Trotter's plan seemed to be working when the left-footed Summers scored with his unfavoured right foot from close range within 2 minutes of the start of the second half, but the relief was short-lived. The pitch was getting increasingly muddy, and gaps were opening in both teams. But in the space of just 4 minutes, Bain scored a second goal and Bill McGarry put away a penalty, to leave Charlton 4–1 behind. Bob Ledger scored another goal for Huddersfield, giving them a 5–1 lead with less than half an hour of the match left.
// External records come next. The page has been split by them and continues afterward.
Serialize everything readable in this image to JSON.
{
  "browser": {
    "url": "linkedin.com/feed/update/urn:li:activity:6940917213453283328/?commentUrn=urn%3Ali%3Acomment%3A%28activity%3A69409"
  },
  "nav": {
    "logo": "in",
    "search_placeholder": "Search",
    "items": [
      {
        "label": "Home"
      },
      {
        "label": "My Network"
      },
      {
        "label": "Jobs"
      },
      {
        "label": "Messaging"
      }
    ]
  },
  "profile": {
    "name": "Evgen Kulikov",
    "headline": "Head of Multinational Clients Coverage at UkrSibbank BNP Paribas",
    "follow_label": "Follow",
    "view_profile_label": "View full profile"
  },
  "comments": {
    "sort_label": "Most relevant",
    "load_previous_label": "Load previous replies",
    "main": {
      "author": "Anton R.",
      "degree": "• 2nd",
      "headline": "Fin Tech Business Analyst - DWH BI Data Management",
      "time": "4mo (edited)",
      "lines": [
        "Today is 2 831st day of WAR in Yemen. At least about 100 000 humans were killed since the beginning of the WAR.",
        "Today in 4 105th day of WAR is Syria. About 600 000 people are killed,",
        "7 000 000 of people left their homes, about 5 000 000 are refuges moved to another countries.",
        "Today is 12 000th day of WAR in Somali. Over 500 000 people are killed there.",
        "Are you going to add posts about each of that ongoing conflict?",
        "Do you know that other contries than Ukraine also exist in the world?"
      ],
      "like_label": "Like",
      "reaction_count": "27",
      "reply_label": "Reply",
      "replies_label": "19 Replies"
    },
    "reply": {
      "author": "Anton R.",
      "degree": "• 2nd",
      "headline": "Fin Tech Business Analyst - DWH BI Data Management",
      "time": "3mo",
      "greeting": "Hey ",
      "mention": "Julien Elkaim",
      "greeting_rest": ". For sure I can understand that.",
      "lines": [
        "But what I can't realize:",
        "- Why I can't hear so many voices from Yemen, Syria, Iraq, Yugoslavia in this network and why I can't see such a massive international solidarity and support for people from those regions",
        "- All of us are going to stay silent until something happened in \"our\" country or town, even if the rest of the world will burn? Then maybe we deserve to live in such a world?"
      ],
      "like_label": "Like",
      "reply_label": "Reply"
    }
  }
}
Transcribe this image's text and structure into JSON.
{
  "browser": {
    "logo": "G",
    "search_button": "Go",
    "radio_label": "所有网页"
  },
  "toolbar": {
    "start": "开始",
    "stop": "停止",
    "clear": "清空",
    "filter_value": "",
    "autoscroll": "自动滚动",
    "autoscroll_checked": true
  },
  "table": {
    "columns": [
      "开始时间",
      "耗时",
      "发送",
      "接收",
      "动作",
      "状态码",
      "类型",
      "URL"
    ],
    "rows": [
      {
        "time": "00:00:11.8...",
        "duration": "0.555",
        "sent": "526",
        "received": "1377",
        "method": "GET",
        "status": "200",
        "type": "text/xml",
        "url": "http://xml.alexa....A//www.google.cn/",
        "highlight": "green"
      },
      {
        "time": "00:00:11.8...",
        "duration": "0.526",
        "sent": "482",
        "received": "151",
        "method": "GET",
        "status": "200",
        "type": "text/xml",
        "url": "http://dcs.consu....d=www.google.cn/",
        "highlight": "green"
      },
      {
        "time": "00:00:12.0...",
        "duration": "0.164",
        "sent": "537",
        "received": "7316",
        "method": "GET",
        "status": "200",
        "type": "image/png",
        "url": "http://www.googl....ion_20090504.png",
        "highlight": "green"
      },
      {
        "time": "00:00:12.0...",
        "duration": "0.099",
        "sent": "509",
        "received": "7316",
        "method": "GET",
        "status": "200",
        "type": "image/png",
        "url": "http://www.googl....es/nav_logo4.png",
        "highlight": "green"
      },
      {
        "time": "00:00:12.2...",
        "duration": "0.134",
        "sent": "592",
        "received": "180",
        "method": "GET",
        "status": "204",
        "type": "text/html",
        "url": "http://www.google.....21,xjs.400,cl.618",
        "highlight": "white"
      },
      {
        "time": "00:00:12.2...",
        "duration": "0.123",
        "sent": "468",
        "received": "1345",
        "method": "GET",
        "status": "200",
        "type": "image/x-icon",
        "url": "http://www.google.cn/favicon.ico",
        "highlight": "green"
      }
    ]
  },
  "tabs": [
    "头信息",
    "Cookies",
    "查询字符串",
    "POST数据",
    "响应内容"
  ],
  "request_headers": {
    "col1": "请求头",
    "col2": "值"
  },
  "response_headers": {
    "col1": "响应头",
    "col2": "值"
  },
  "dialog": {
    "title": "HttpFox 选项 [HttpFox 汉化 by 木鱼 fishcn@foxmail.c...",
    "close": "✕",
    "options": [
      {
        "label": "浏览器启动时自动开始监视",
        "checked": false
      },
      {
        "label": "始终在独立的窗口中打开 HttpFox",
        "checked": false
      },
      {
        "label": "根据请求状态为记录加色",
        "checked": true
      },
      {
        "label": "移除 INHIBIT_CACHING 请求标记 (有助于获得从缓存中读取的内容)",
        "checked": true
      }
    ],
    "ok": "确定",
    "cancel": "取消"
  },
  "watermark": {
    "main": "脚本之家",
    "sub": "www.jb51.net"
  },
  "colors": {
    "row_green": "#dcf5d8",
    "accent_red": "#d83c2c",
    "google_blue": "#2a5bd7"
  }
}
Charlton seemed lost, a man down and four goals in arrears, and an increasingly large number in the crowd turned towards the exits.

But then, Charlton drew back two goals in the next two minutes, with a Summers pass put into back of the Huddersfield net by Johnny "Buck" Ryan, and then Summers scoring a second goal with his weaker right foot, to leave Charlton two behind, 5–3. Huddersfield could not find a way to stop Charlton's probing attack on the increasingly treacherous pitch. Within 16 minutes of scoring his first goal, Summers completed his hat trick, again with his right foot, and Charlton were only one behind, 5–4. What remained of the home crowd had come alight, cheering their team on, and Summers scored his fourth goal and then his fifth, all right-footed, to give Charlton the lead for the first time in the match, 6–5, with just 9 minutes to play. Charlton had scored five goals in 18 minutes, the last three by Summers within the space of 8 minutes, and Charlton were still ten men against eleven. Huddersfield's manager Bill Shankly was nonplussed.

With 4 minutes left, Stan Howard found an equaliser for Huddersfield with a shot that deflected off Charlton defender John Hewie and past Willie Duff into his own goal, 6–6. With barely seconds left, Summers put in a final cross, which Ryan put past the Huddersfield goalkeeper Sandy Kennon. The referee blew his whistle moments after the restart, and Charlton had won a famous victory, 7–6. Ecstatic Charlton supporters invaded the pitch and carried their team from the field cheering. The team came back out into the main stand to accept their supporters' congratulations.

==Aftermath==
Trotter commented: "Things had not been coming off for Summers so I moved him from inside-left to centre-forward. As a last resort, I switched him to outside-left, his last chance to make good. How well he took it!"

The result of this match allowed Charlton to climb to fourth place in the Second Division, and Huddersfield slipped down to thirteenth. Huddersfield would go on to end the season ninth in the Second Division. Charlton finished third, pipped to promotion by Blackburn Rovers by a single point, having lost their final match of the season 4–3 to Blackburn, when a draw would have seen Charlton promoted instead. Two weeks later, Huddersfield also met Charlton in the third round of the 1958 FA Cup. After a 2–2 draw at Huddersfield on 4 January 1958, Charlton won the replay in London on 8 January, 1–0, before a much larger crowd.

Within three years, Charlton were involved in another match in which their opponents scored six goals at The Valley but failed to win. On 22 October 1960, they hosted Middlesbrough in a Second Division match that finished 6–6, one of only two Football League matches in history to finish thus.

Summers also scored five goals in a Second Division game against Portsmouth in October 1960, but died of cancer in June 1962, aged just 34.

Notable members of the losing side were Ray Wilson, who went on to win domestic silverware with Everton and the World Cup with England, and Bill McGarry, who went on to manage Wolverhampton Wanderers to success including a Football League Cup triumph.

The match is remembered over 60 years later, and was chosen by The Observer in 2001 as the sole football representative in its list of the 10 greatest comebacks of all time in any sport, calling this match "the most remarkable comeback in football history".